Back when I was in high school physics class, the teacher taught us to analyze the dimensions involved in any problem we were trying to solve before plugging in the numbers and grinding out the calculations. If the dimensions weren’t right, you’d set up the problem wrong, and no amount of fancy calculus (this was second year physics) was going to save you. In college, I sometimes employed dimensional analysis to figure out the right way to set up a problem that I didn’t totally understand, which has to count as a perverse use of the technique, even if it was surprisingly effective.
Often when photographers are discussing digital cameras, they say things like, “This 36 mega-pixel a68MkII has three times the resolution of that 12 MP D8765.” I think this is the wrong way to look at resolution, and that looking at resolution that way causes photographers to make bad decisions.
It all comes down to dimensional analysis.
Back in the film days, when we used the Air Force test targets, we measured resolution in line pairs per millimeter (lp/mm). In the digital era, we occasionally still use that metric, but more often talk about the spatial frequencies at which the modulation transfer function (MTF) falls below dome value, say, 0.5. We call that metric MTF50, and its units are cycles per pixel width/height/spacing (cy/px), or cycles per picture height (cy/ph), or occasionally — and I don’t like this notation — line pairs per pixel or picture height or lines per pixel or picture height.
In all cases there is a dimensionless number divided by a distance. In dimensional analysis, you’d say that the units of resolution are “one over distance”, or 1/L.
That means that, all else equal, if you had a 12 megapixel sensor of given size, shape, and technology, to double the resolution you’d need 48 megapixels, not 24. And even then, your MTF50 measurements in cycles per pixel probably wouldn’t double because of the loss in image sharpness of the lens.

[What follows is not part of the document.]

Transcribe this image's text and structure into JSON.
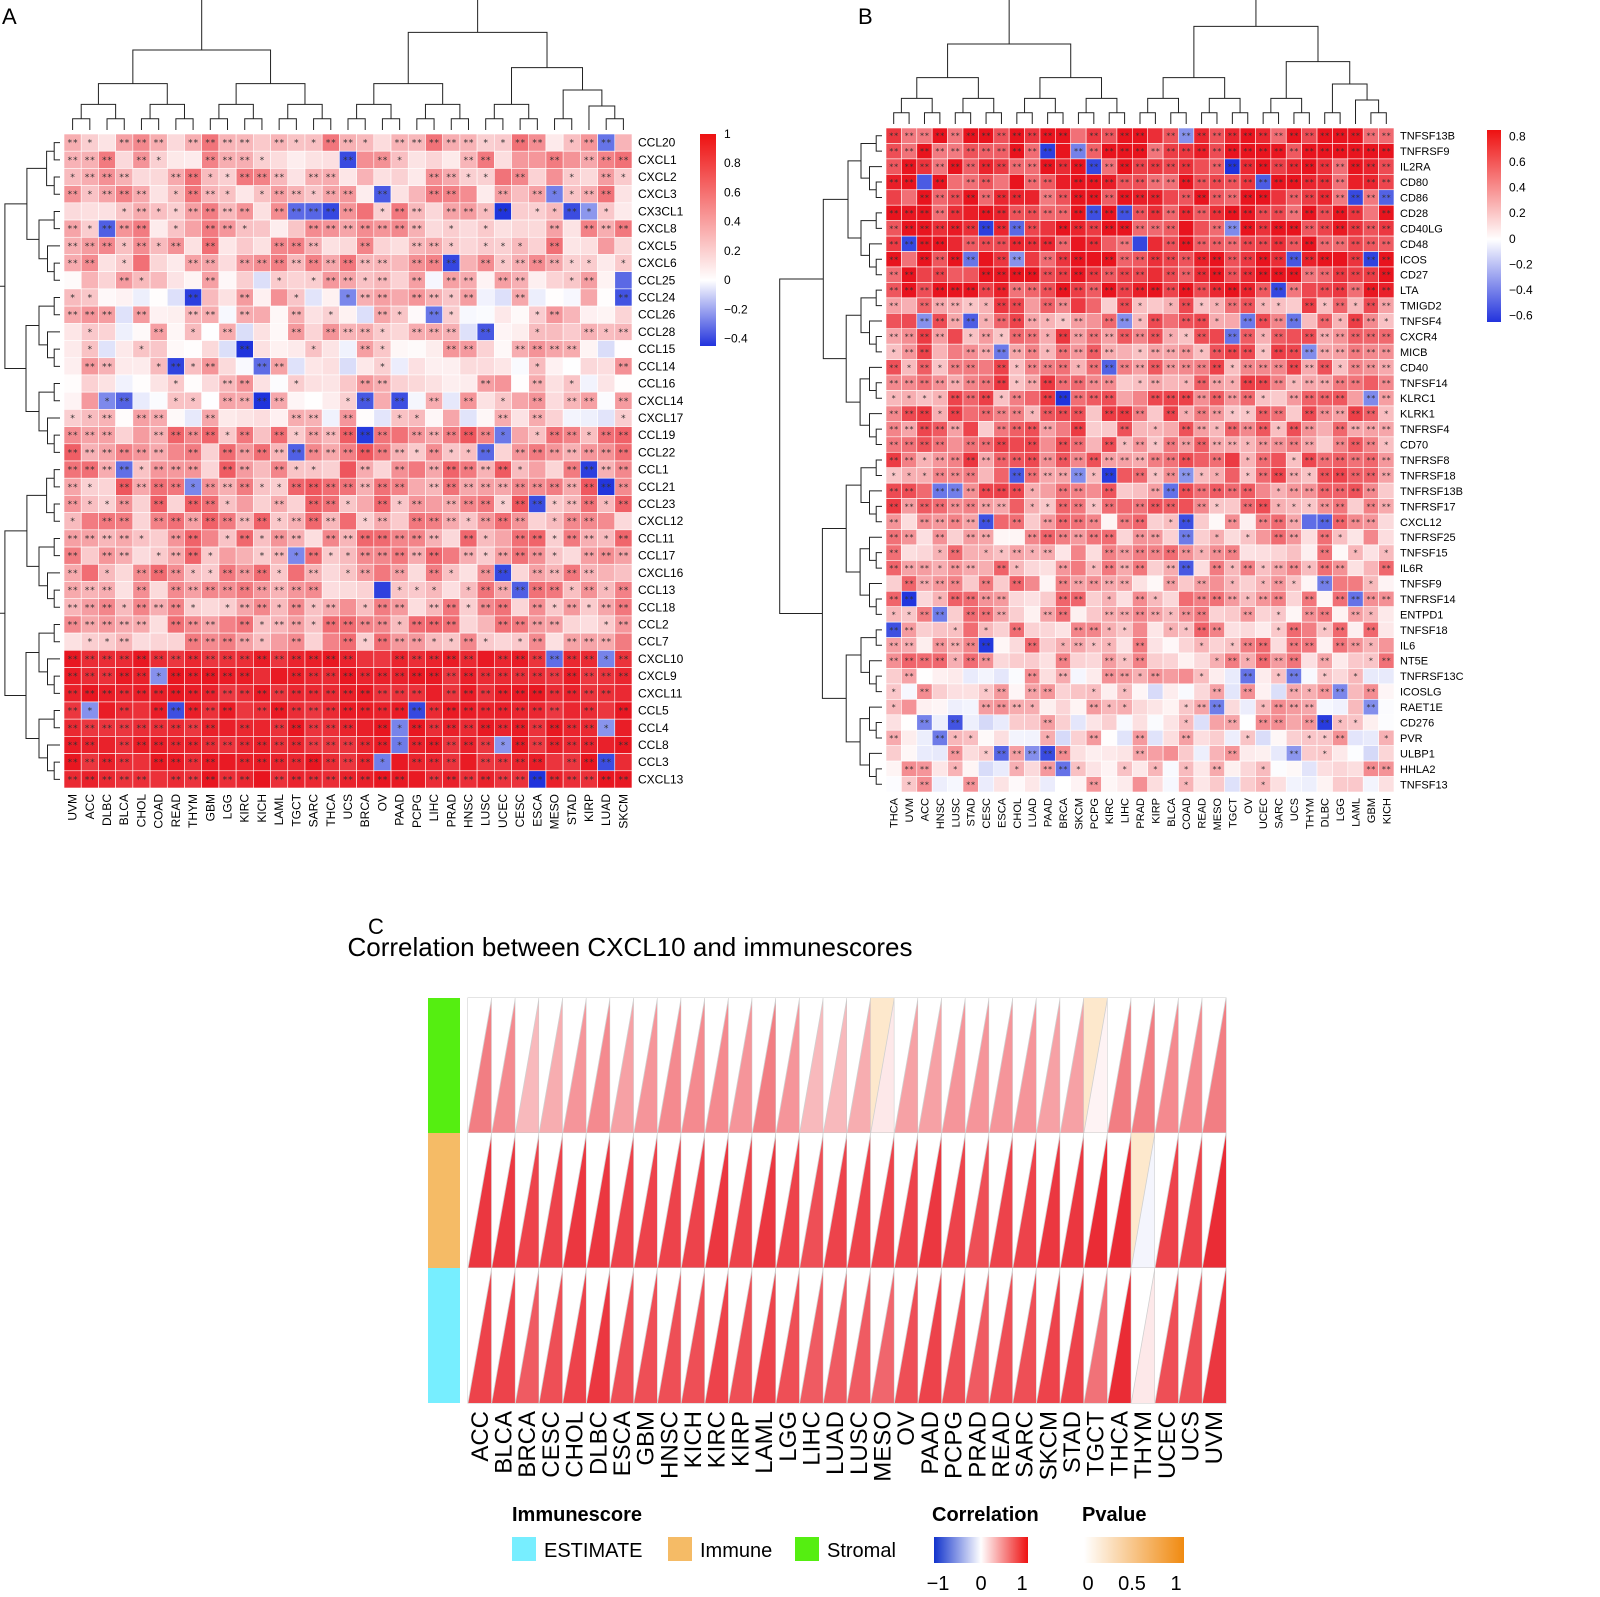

At this point, we should consider if we’ve been wrong all these years in measuring resolution with one over distance dimensions. After all, “one over distance squared” or 1/L^2 dimensions are used many places in science and engineering. An example is “areal density”, defined as the number of bits or bytes in a square centimeter or square inch on a spinning magnetic disk. This is useful because it gives a rough idea of the amount of storage available in similarly-sized drives. It is not a good measure of transfer speeds, which tend to go as the linear density, or number of bits or bytes per millimeter along a track.
One reason to think that one over length is the right dimensions for resolution is that all the human eye studies have been done in terms of cycles per visual angle, which translates directly to cycles per distance one the viewing distance is established.
Another is that all our tools for measuring and analyzing resolution — MTF, SQF — are based on linear measure.
Yet another is that photographers talk about lens magnification in terms of focal length, not focal length squared, which would be a natural metric if resolvable features per unit area were what’s important.
What’s the harm in discussing resolution in one over length squared terms? In my mind, the biggest reason is that it makes differences between sensor resolutions appear larger than they really are, and therefore can drive purchasing decisions in directions that are not in the best interest of the buyer.
The cynic in me thinks that the fact that making differences between sensors appear larger than they really are could be decidedly in the interests of the seller may be the most important reason why we talk so much in terms of pixel count instead. The camera manufacturers announce pixel counts, not picture height/length/diagonal in pixels. We photographers fasten on to the pixel counts and use them as the main way we talk about sensor resolution. Do that long enough, and it’s a small step to think that resolution is proportional to pixel count, not the square root of pixel count.
The next step is the worst one. That’s thinking that a 36 MP has half again as much resolution as a 24 MP one, and that therefore, I gotta have it, when, in reality, it only offers a 22% increase in resolution, and therefore, I can do fine without it.
Just today, Sony announced a 42 MP replacement for a 36 MP camera. That’s only an 8% increase in resolution; something you’ll be hard-pressed to see in real pictures. The camera offers many other improvements over the current one, all of which may be excellent reasons to buy the new one. However, the increased resolution is a lousy reason to buy the new camera.
Don’t get me wrong. I have in the past been a champion of small pixels. I continue in that camp. I want the pixel counts to go up. Way up. But, because of that pesky square root in the conversion of pixel count to resolution, the numbers need to change a lot to make much of a difference.
To those who say that total pixel count is the measure of resolution, I say, if you’re going to be that way, at least be consistent. When you buy binoculars, refer to the ones we call today 7×50 as “forty nine by fifty” binocs. When you talk about zoom ratios, think areas, not focal lengths; a zoom with a minimum focal length of 50mm and a maximum of 300mm should be called a “thirty six to one” zoom. Same thing when you compare two lenses of different focal length. When you look at areal magnification, a 280mm lens is twice as big as a 200mm lens.
If you don’t like looking at the world that way — as I don’t — then please stop saying a 24 MP camera has twice the resolution of a 12 MP camera.